Kahraman rahatlama hissiyle kılıcı durdurdu.
ve Siyon'a sordu; o da durmuştu.
Ağır ağır sendeledi, sonra diz çöktü.
Ayağa kalkmaya çalışırken pes edip derin bir nefes verdi.
Sayısız saldırıya göğüs geren sağlam kılıç paramparça olmuş bir şekilde yerde yuvarlanıyordu.
Arenayı saran sessizlikte, Kahraman kılıç azizine sordu,
“Gördün mü?”
Şiddetle başını salladı.
“Gördüm.”
“Kaç kılıç darbesi oldu?”
Zion tereddüt etti, sonra hafifçe kıkırdadı.
“...Sayısız tek vuruş.”
Büyümeyi ifade eden hiçbir yorum aklıma gelmedi.
Ama Kahraman bu cevaptan memnun kalmıştı.
Öte yandan Siyon, kendine gelerek tribündeki torununa baktı.
Bir yenilgi daha.
Ama bu sefer ikisi de hafifçe gülümsüyordu.
Torununun gözlerindeki gururda hiçbir değişiklik yoktu.
Bu, Siyon'a hem rahatlama hem de memnuniyet getiren bir sahneydi.
Onlar bunların hepsini önemsememişlerdi.
Uzun bir aradan sonra Zion bir şaka yaptı.
“Kahraman, torununun önünde saygı duyulan bir Kılıç Azizini yenmekten kaçınmak gelenektir.”
Kahraman hafifçe gülümseyerek elini uzatarak Zion'a destek verdi.
Tribünlerden gelen vatandaşlar da eş zamanlı olarak antrenman sahasının altına indi.
“...Büyükanne.”
Kahraman, Zion'u destekleme rolünü derhal Leciel'e devretti.
Leciel büyükannesini kucaklamak istiyor gibiydi.
Zion buruk bir şekilde gülümseyince torununa yaslandı.
“Yine mi kayboldun?”
“...Gözlerimde bir kaybeden görmüyorum.”
“Sana akademide belagat mi öğrettiler?”
“Yüreğimden konuşuyorum.”
Leciel'in Zion'un omzuna koyduğu eli baskı yapıyordu.
Kız, yüzü hafifçe kızararak konuştu.
“Beni gururlandıran bir maçtı, büyükanne. Gerçekten.”
“...Ne zaman bu kadar rafine oldun?”
Bugün birbirimize nasıl bir kurtuluş olarak yaklaştığımızı anlatmaya gerek yok.
Leciel ve Zion, Kahraman'a bakışlarıyla minnettarlıklarını ilettiler.
Kahraman hafifçe başını salladı, karanlık umudu yakaladı.
▼
Uzun zamandır var olan rutubet odunlardan sızıyordu.
▲
▼
Leciel Hiyashin'i anlamak derinleşiyor.
Anlama: 20/100 -> 35/100
▲
▼
Zion Hiyashin'i anlamak derinleşiyor.
Anlama: 5/100 -> 10/100
▲
Bir an geldi aklına ilgili yorumlar geldi.
“...Sen.”
Labin alışılmadık derecede kızarmış bir yüzle yaklaştı.
Arkasında Kasım, hayranlık ve heyecan dolu bir yüzle ona bakıyordu.
Kasım da son maçtan bir şeyler kazanmış gibi görünüyor.
“Son vuruş neydi?”
Labin inanılmaz bir ses tonuyla sordu.
“...Daha önce senden böyle bir şey görmemiştim.”
...Elbette.
Bu, daha önce hiç görülmemiş bir kılıçtı, daha önceki kılıç ustalarının aksine, bir doppelganger'ın aydınlanması ve kimliğiyle aşılanmıştı.
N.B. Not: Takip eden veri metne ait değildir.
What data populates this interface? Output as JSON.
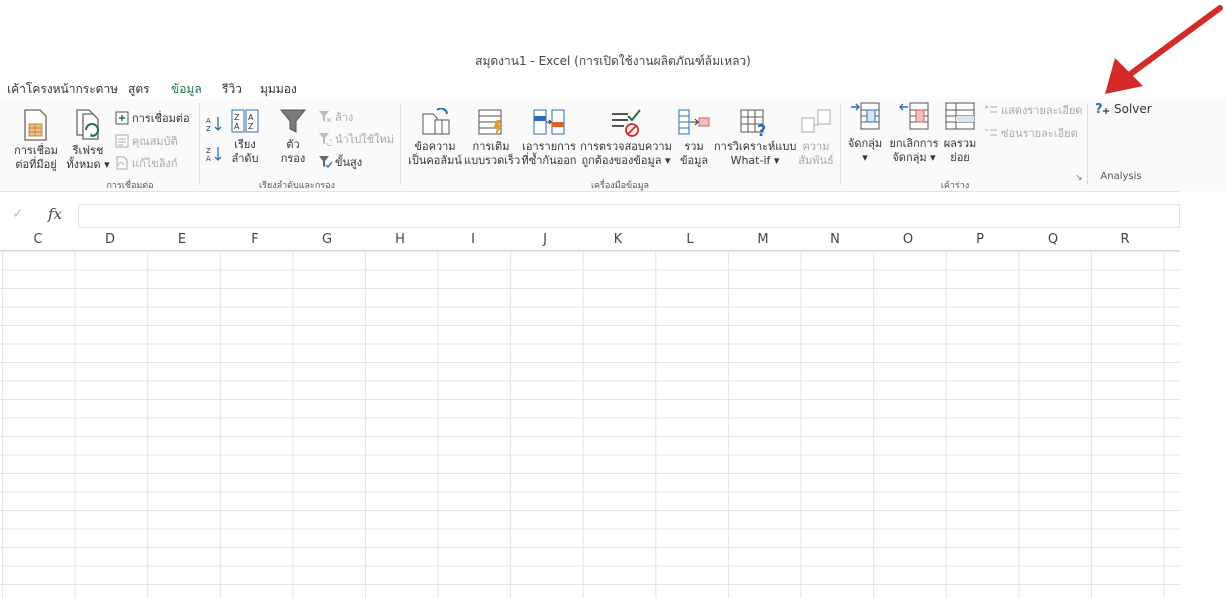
{
  "window": {
    "title": "สมุดงาน1 - Excel (การเปิดใช้งานผลิตภัณฑ์ล้มเหลว)"
  },
  "tabs": [
    {
      "label": "เค้าโครงหน้ากระดาษ"
    },
    {
      "label": "สูตร"
    },
    {
      "label": "ข้อมูล",
      "active": true
    },
    {
      "label": "รีวิว"
    },
    {
      "label": "มุมมอง"
    }
  ],
  "ribbon": {
    "existing_connections": {
      "line1": "การเชื่อม",
      "line2": "ต่อที่มีอยู่"
    },
    "refresh_all": {
      "line1": "รีเฟรช",
      "line2": "ทั้งหมด ▾"
    },
    "connections": "การเชื่อมต่อ",
    "properties": "คุณสมบัติ",
    "edit_links": "แก้ไขลิงก์",
    "group_connections": "การเชื่อมต่อ",
    "sort": {
      "line1": "เรียง",
      "line2": "ลำดับ"
    },
    "filter": {
      "line1": "ตัว",
      "line2": "กรอง"
    },
    "clear": "ล้าง",
    "reapply": "นำไปใช้ใหม่",
    "advanced": "ขั้นสูง",
    "group_sort_filter": "เรียงลำดับและกรอง",
    "text_to_columns": {
      "line1": "ข้อความ",
      "line2": "เป็นคอลัมน์"
    },
    "flash_fill": {
      "line1": "การเติม",
      "line2": "แบบรวดเร็ว"
    },
    "remove_duplicates": {
      "line1": "เอารายการ",
      "line2": "ที่ซ้ำกันออก"
    },
    "data_validation": {
      "line1": "การตรวจสอบความ",
      "line2": "ถูกต้องของข้อมูล ▾"
    },
    "consolidate": {
      "line1": "รวม",
      "line2": "ข้อมูล"
    },
    "what_if": {
      "line1": "การวิเคราะห์แบบ",
      "line2": "What-if ▾"
    },
    "relationships": {
      "line1": "ความ",
      "line2": "สัมพันธ์"
    },
    "group_data_tools": "เครื่องมือข้อมูล",
    "group": {
      "line1": "จัดกลุ่ม",
      "line2": "▾"
    },
    "ungroup": {
      "line1": "ยกเลิกการ",
      "line2": "จัดกลุ่ม ▾"
    },
    "subtotal": {
      "line1": "ผลรวม",
      "line2": "ย่อย"
    },
    "show_detail": "แสดงรายละเอียด",
    "hide_detail": "ซ่อนรายละเอียด",
    "group_outline": "เค้าร่าง",
    "solver": "Solver",
    "group_analysis": "Analysis"
  },
  "formula_bar": {
    "fx": "fx",
    "check": "✓"
  },
  "columns": [
    "C",
    "D",
    "E",
    "F",
    "G",
    "H",
    "I",
    "J",
    "K",
    "L",
    "M",
    "N",
    "O",
    "P",
    "Q",
    "R"
  ],
  "colors": {
    "accent": "#217346",
    "arrow": "#d42a2a"
  },
  "icons": [
    "check-icon",
    "fx-icon",
    "solver-icon",
    "filter-icon",
    "sort-icon",
    "arrow-pointer-icon"
  ]
}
Derin bir şekilde başını Labin'e doğru salladı.
“Bu kılıç sizin öğretileriniz sayesinde mümkün oldu. Teşekkür ederim.”
“Ne...”
Labin öksürdüğünde bir an şaşkınlık yaşandı.
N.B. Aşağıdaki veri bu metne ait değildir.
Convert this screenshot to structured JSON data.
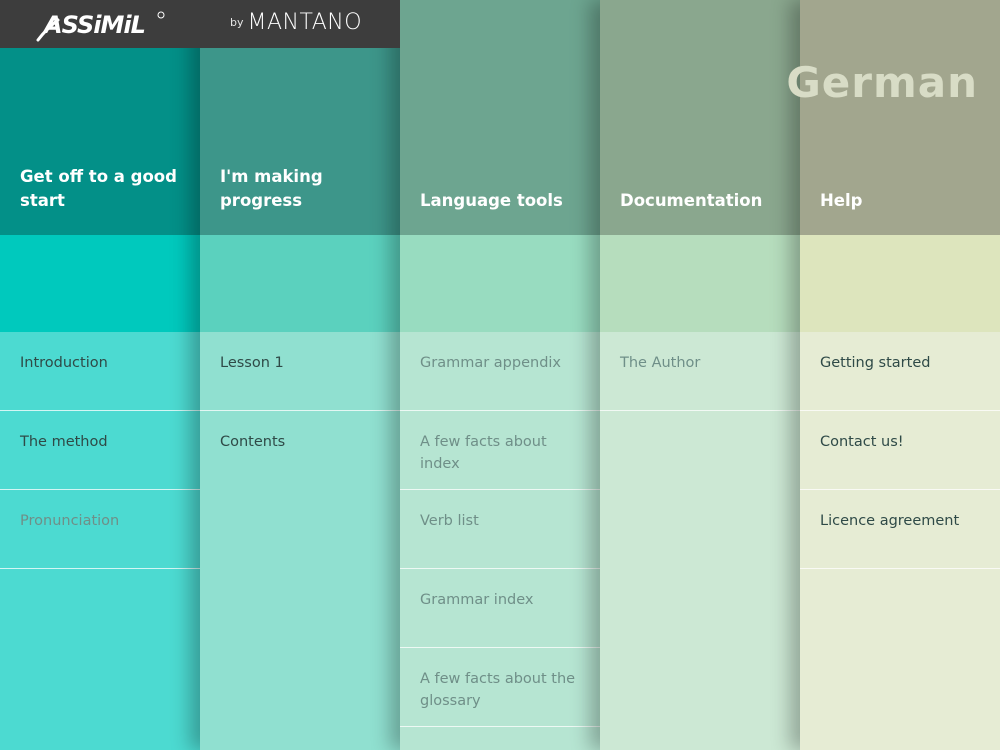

Kahramanın başı daha da eğildi.
“ve özür dilerim.”
Beklenmeyen bir özür.
Bağlamsız bir özür.
“......”
Ama Labin özür dilemenin ne anlama geldiğini hemen anladı.
Yaşlı adamın bir zamanlar sertleşen ifadesi, sonra kontrol edilemez bir şekilde titredi.
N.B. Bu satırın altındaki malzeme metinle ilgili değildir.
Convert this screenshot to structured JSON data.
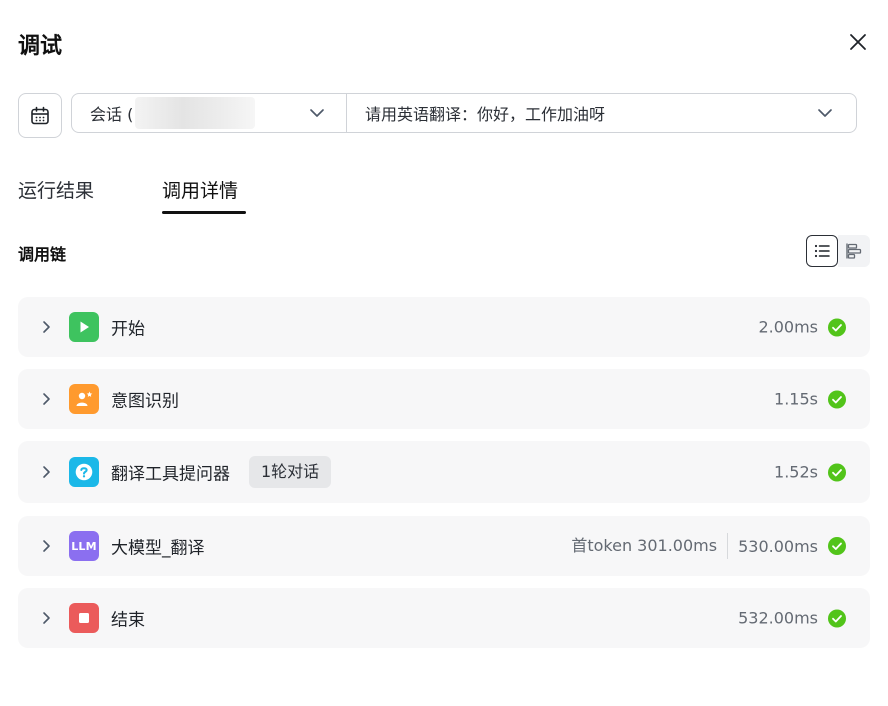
{
  "header": {
    "title": "调试"
  },
  "session": {
    "label": "会话 (",
    "query": "请用英语翻译：你好，工作加油呀"
  },
  "tabs": [
    {
      "label": "运行结果",
      "active": false
    },
    {
      "label": "调用详情",
      "active": true
    }
  ],
  "chain": {
    "title": "调用链",
    "view_modes": [
      "list-view",
      "timeline-view"
    ],
    "nodes": [
      {
        "name": "开始",
        "icon": "play-icon",
        "color": "#3ec35f",
        "duration": "2.00ms",
        "status": "success"
      },
      {
        "name": "意图识别",
        "icon": "user-star-icon",
        "color": "#ff9a2e",
        "duration": "1.15s",
        "status": "success"
      },
      {
        "name": "翻译工具提问器",
        "icon": "question-icon",
        "color": "#1bb8e8",
        "badge": "1轮对话",
        "duration": "1.52s",
        "status": "success"
      },
      {
        "name": "大模型_翻译",
        "icon": "llm-icon",
        "icon_text": "LLM",
        "color": "#8b6ff0",
        "first_token": "首token 301.00ms",
        "duration": "530.00ms",
        "status": "success"
      },
      {
        "name": "结束",
        "icon": "stop-icon",
        "color": "#eb5b5b",
        "duration": "532.00ms",
        "status": "success"
      }
    ]
  },
  "colors": {
    "success": "#52c41a",
    "tab_active": "#111111"
  }
}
Labin homurdanarak arkasını döndü ve tek kelime etmeden arenanın çıkışına doğru yöneldi.
Kahraman onun gidişini izliyordu.
Adımları tekrar yavaşladı.
“Sen.”
Birkaç adım ötede Labin Kahraman'a baktı.
ve sert bir ifadeyle konuştu.
“Özür dilediğine göre artık kendine iyi bak.”
Yaşlı adamın gözleri kısıldı.
Kahramanı baştan aşağı süzdükten sonra Labin aniden şöyle dedi.
“ve tuhaf şeyler yapmayı bırak.”
Kahraman hafifçe kıkırdadı.
“Endişelenmeyin, yakında çözülecek.”
“Ha, endişelendiğimi kim söyledi?”
Bunun üzerine Labin oradan ayrıldı.
Daha sonra yorgun bir bakışla Kahraman ve Zion'un durumlarını kontrol eden Pia (bu maç onun için sıkıcı olmuştu, çünkü kılıç ustası değildi) ayrıldı.
Büyükanne ve torun da birbirlerine sarılır gibi destek olarak yavaşça ayrıldılar.
Bir şeyler mırıldanan Kasım, havaya bir göz attıktan sonra gözden kayboldu.
“......”
Kahraman yalnız kalınca, sonunda gergin bedenini gevşetti.
'Ne tuhaf şeyler...'
Bu Theo'nun laneti olan Karanlık Dürtü ile ilgili olmalı.
Henüz belirtileri çok şiddetli olmasa da bir an önce ortadan kaldırılması gerekiyordu.
'Labin fark etmiş olsaydı...'
Muhtemelen birkaç gündür birlikte olmamızdan kaynaklanıyordu ama diğerlerinin bunu fark etmesi an meselesiydi.
'Kardeşim… Son Homunculus'u bulmanın zamanı geldi.'
Davetler, Ravias meselesi ve Zion'la düello hepsi güvenli bir şekilde sona erdi.
Artık işe gitme zamanı gelmişti.
Son bir adımla Kahraman ayrıldı.
Bir sonraki durağı ise Anılar Kütüphanesi oldu.